Do you change your ratings? Ever?
I guess, if someone rewatches a film and likes it more/less than the first time around, he/she will (obviously?) change the voting accordingly. So my question is rather:
Do you change your ratings without rewatching the film?
Example given: Let's say you have scored "film X" 70/100. Some days or weeks later you look at the score and somehow remember it to be worse than the score you have given it. So would you downgrade your vote?
argument in favour of changing one's vote:
Sometimes it takes a while to get a real sense of the feelings one has for a film. Also, sometimes you see that there is not much left of the film (in terms of depth, content and storyline) once the direct emotional impact (suspense, shock, thrill) has worn off. So changing the voter later takes account of how much someone truly liked a film on a long-term basis (not just the first few hours).
argument against changing one's vote:
The human mind always forgets information, and normally this occurs incrementally over time.
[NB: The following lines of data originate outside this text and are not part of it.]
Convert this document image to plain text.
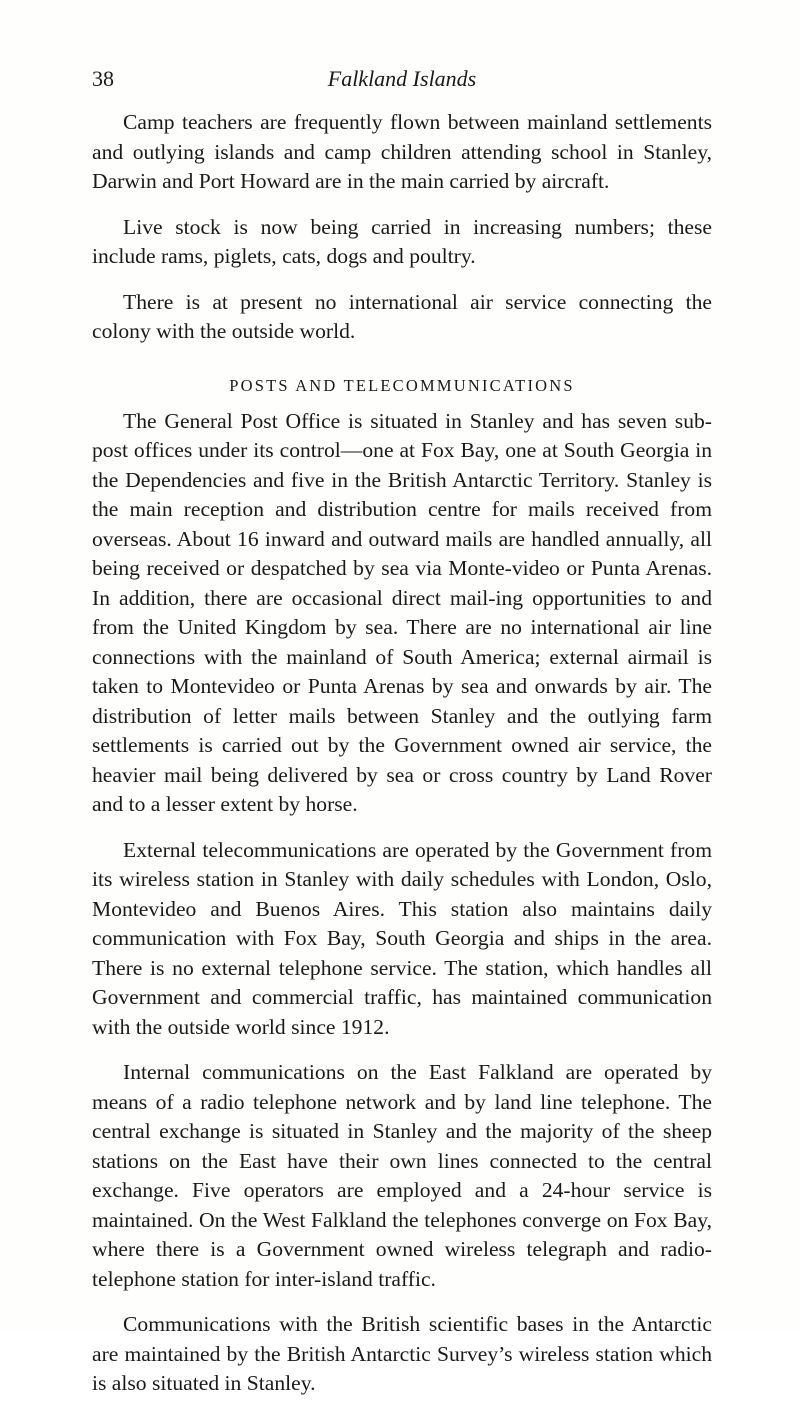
38	Falkland Islands

Camp teachers are frequently flown between mainland settlements and outlying islands and camp children attending school in Stanley, Darwin and Port Howard are in the main carried by aircraft.

Live stock is now being carried in increasing numbers; these include rams, piglets, cats, dogs and poultry.

There is at present no international air service connecting the colony with the outside world.

POSTS AND TELECOMMUNICATIONS

The General Post Office is situated in Stanley and has seven sub-post offices under its control—one at Fox Bay, one at South Georgia in the Dependencies and five in the British Antarctic Territory. Stanley is the main reception and distribution centre for mails received from overseas. About 16 inward and outward mails are handled annually, all being received or despatched by sea via Monte-video or Punta Arenas. In addition, there are occasional direct mail-ing opportunities to and from the United Kingdom by sea. There are no international air line connections with the mainland of South America; external airmail is taken to Montevideo or Punta Arenas by sea and onwards by air. The distribution of letter mails between Stanley and the outlying farm settlements is carried out by the Government owned air service, the heavier mail being delivered by sea or cross country by Land Rover and to a lesser extent by horse.

External telecommunications are operated by the Government from its wireless station in Stanley with daily schedules with London, Oslo, Montevideo and Buenos Aires. This station also maintains daily communication with Fox Bay, South Georgia and ships in the area. There is no external telephone service. The station, which handles all Government and commercial traffic, has maintained communication with the outside world since 1912.

Internal communications on the East Falkland are operated by means of a radio telephone network and by land line telephone. The central exchange is situated in Stanley and the majority of the sheep stations on the East have their own lines connected to the central exchange. Five operators are employed and a 24-hour service is maintained. On the West Falkland the telephones converge on Fox Bay, where there is a Government owned wireless telegraph and radio-telephone station for inter-island traffic.

Communications with the British scientific bases in the Antarctic are maintained by the British Antarctic Survey’s wireless station which is also situated in Stanley.
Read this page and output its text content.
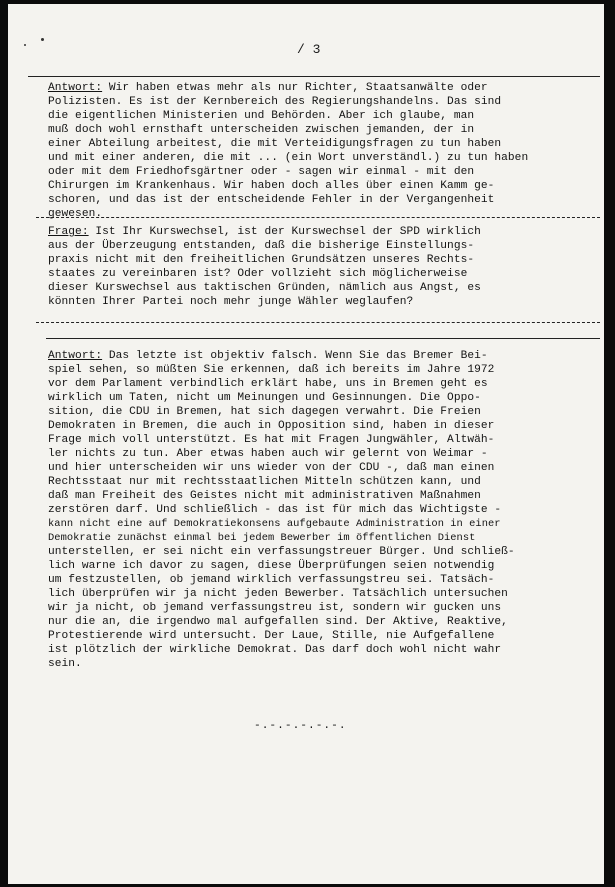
/ 3
Antwort: Wir haben etwas mehr als nur Richter, Staatsanwälte oder
Polizisten. Es ist der Kernbereich des Regierungshandelns. Das sind
die eigentlichen Ministerien und Behörden. Aber ich glaube, man
muß doch wohl ernsthaft unterscheiden zwischen jemanden, der in
einer Abteilung arbeitest, die mit Verteidigungsfragen zu tun haben
und mit einer anderen, die mit ... (ein Wort unverständl.) zu tun haben
oder mit dem Friedhofsgärtner oder - sagen wir einmal - mit den
Chirurgen im Krankenhaus. Wir haben doch alles über einen Kamm ge-
schoren, und das ist der entscheidende Fehler in der Vergangenheit
gewesen.
Frage: Ist Ihr Kurswechsel, ist der Kurswechsel der SPD wirklich
aus der Überzeugung entstanden, daß die bisherige Einstellungs-
praxis nicht mit den freiheitlichen Grundsätzen unseres Rechts-
staates zu vereinbaren ist? Oder vollzieht sich möglicherweise
dieser Kurswechsel aus taktischen Gründen, nämlich aus Angst, es
könnten Ihrer Partei noch mehr junge Wähler weglaufen?
Antwort: Das letzte ist objektiv falsch. Wenn Sie das Bremer Bei-
spiel sehen, so müßten Sie erkennen, daß ich bereits im Jahre 1972
vor dem Parlament verbindlich erklärt habe, uns in Bremen geht es
wirklich um Taten, nicht um Meinungen und Gesinnungen. Die Oppo-
sition, die CDU in Bremen, hat sich dagegen verwahrt. Die Freien
Demokraten in Bremen, die auch in Opposition sind, haben in dieser
Frage mich voll unterstützt. Es hat mit Fragen Jungwähler, Altwäh-
ler nichts zu tun. Aber etwas haben auch wir gelernt von Weimar -
und hier unterscheiden wir uns wieder von der CDU -, daß man einen
Rechtsstaat nur mit rechtsstaatlichen Mitteln schützen kann, und
daß man Freiheit des Geistes nicht mit administrativen Maßnahmen
zerstören darf. Und schließlich - das ist für mich das Wichtigste -
kann nicht eine auf Demokratiekonsens aufgebaute Administration in einer
Demokratie zunächst einmal bei jedem Bewerber im öffentlichen Dienst
unterstellen, er sei nicht ein verfassungstreuer Bürger. Und schließ-
lich warne ich davor zu sagen, diese Überprüfungen seien notwendig
um festzustellen, ob jemand wirklich verfassungstreu sei. Tatsäch-
lich überprüfen wir ja nicht jeden Bewerber. Tatsächlich untersuchen
wir ja nicht, ob jemand verfassungstreu ist, sondern wir gucken uns
nur die an, die irgendwo mal aufgefallen sind. Der Aktive, Reaktive,
Protestierende wird untersucht. Der Laue, Stille, nie Aufgefallene
ist plötzlich der wirkliche Demokrat. Das darf doch wohl nicht wahr
sein.
-.-.-.-.-.-.
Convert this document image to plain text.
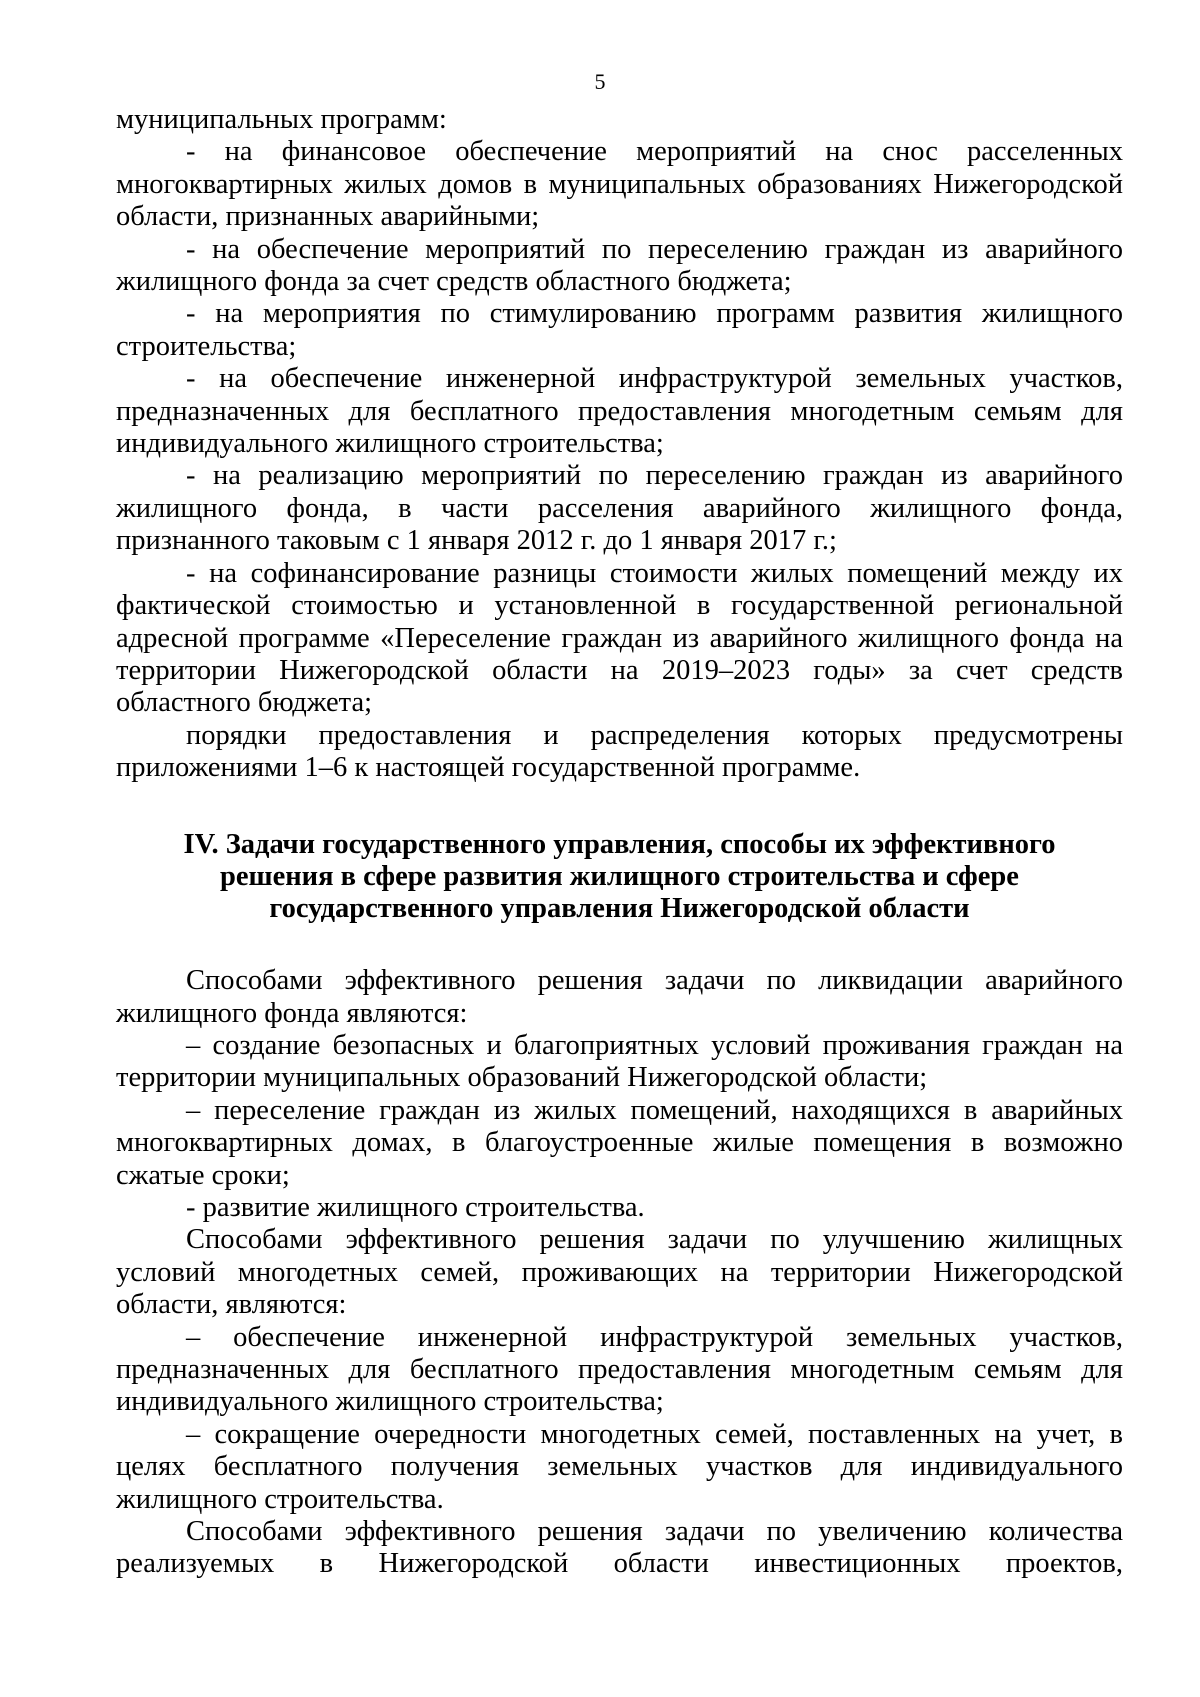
5

муниципальных программ:

- на финансовое обеспечение мероприятий на снос расселенных многоквартирных жилых домов в муниципальных образованиях Нижегородской области, признанных аварийными;

- на обеспечение мероприятий по переселению граждан из аварийного жилищного фонда за счет средств областного бюджета;

- на мероприятия по стимулированию программ развития жилищного строительства;

- на обеспечение инженерной инфраструктурой земельных участков, предназначенных для бесплатного предоставления многодетным семьям для индивидуального жилищного строительства;

- на реализацию мероприятий по переселению граждан из аварийного жилищного фонда, в части расселения аварийного жилищного фонда, признанного таковым с 1 января 2012 г. до 1 января 2017 г.;

- на софинансирование разницы стоимости жилых помещений между их фактической стоимостью и установленной в государственной региональной адресной программе «Переселение граждан из аварийного жилищного фонда на территории Нижегородской области на 2019–2023 годы» за счет средств областного бюджета;

порядки предоставления и распределения которых предусмотрены приложениями 1–6 к настоящей государственной программе.

IV. Задачи государственного управления, способы их эффективного
решения в сфере развития жилищного строительства и сфере
государственного управления Нижегородской области

Способами эффективного решения задачи по ликвидации аварийного жилищного фонда являются:

– создание безопасных и благоприятных условий проживания граждан на территории муниципальных образований Нижегородской области;

– переселение граждан из жилых помещений, находящихся в аварийных многоквартирных домах, в благоустроенные жилые помещения в возможно сжатые сроки;

- развитие жилищного строительства.

Способами эффективного решения задачи по улучшению жилищных условий многодетных семей, проживающих на территории Нижегородской области, являются:

– обеспечение инженерной инфраструктурой земельных участков, предназначенных для бесплатного предоставления многодетным семьям для индивидуального жилищного строительства;

– сокращение очередности многодетных семей, поставленных на учет, в целях бесплатного получения земельных участков для индивидуального жилищного строительства.

Способами эффективного решения задачи по увеличению количества реализуемых в Нижегородской области инвестиционных проектов,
When someone downgrades a film 4 weeks later (kind of engaging in historical revisionism), this might take place because the person doesn't actively recall some of the stuff that made the film great in his/her eyes in the first place (even if passively remembering those scenes when asked about or reading about them). 4 weeks later you don't have the beautiful music in your ears, you don't see the superb lighting, you don't necessarily feel the film's mood entirely given that much has taken place in your life in the meantime, thereby affecting your current mood at the moment of changing your vote. The problem is that, by definition, one doesn't know, what one forgot. So if you gave the film a score of 70 and 4 weeks later you downgrade your vote to 60 or 65, chances are that you don't actively recall the stuff contributing to the 5 or 10 point difference.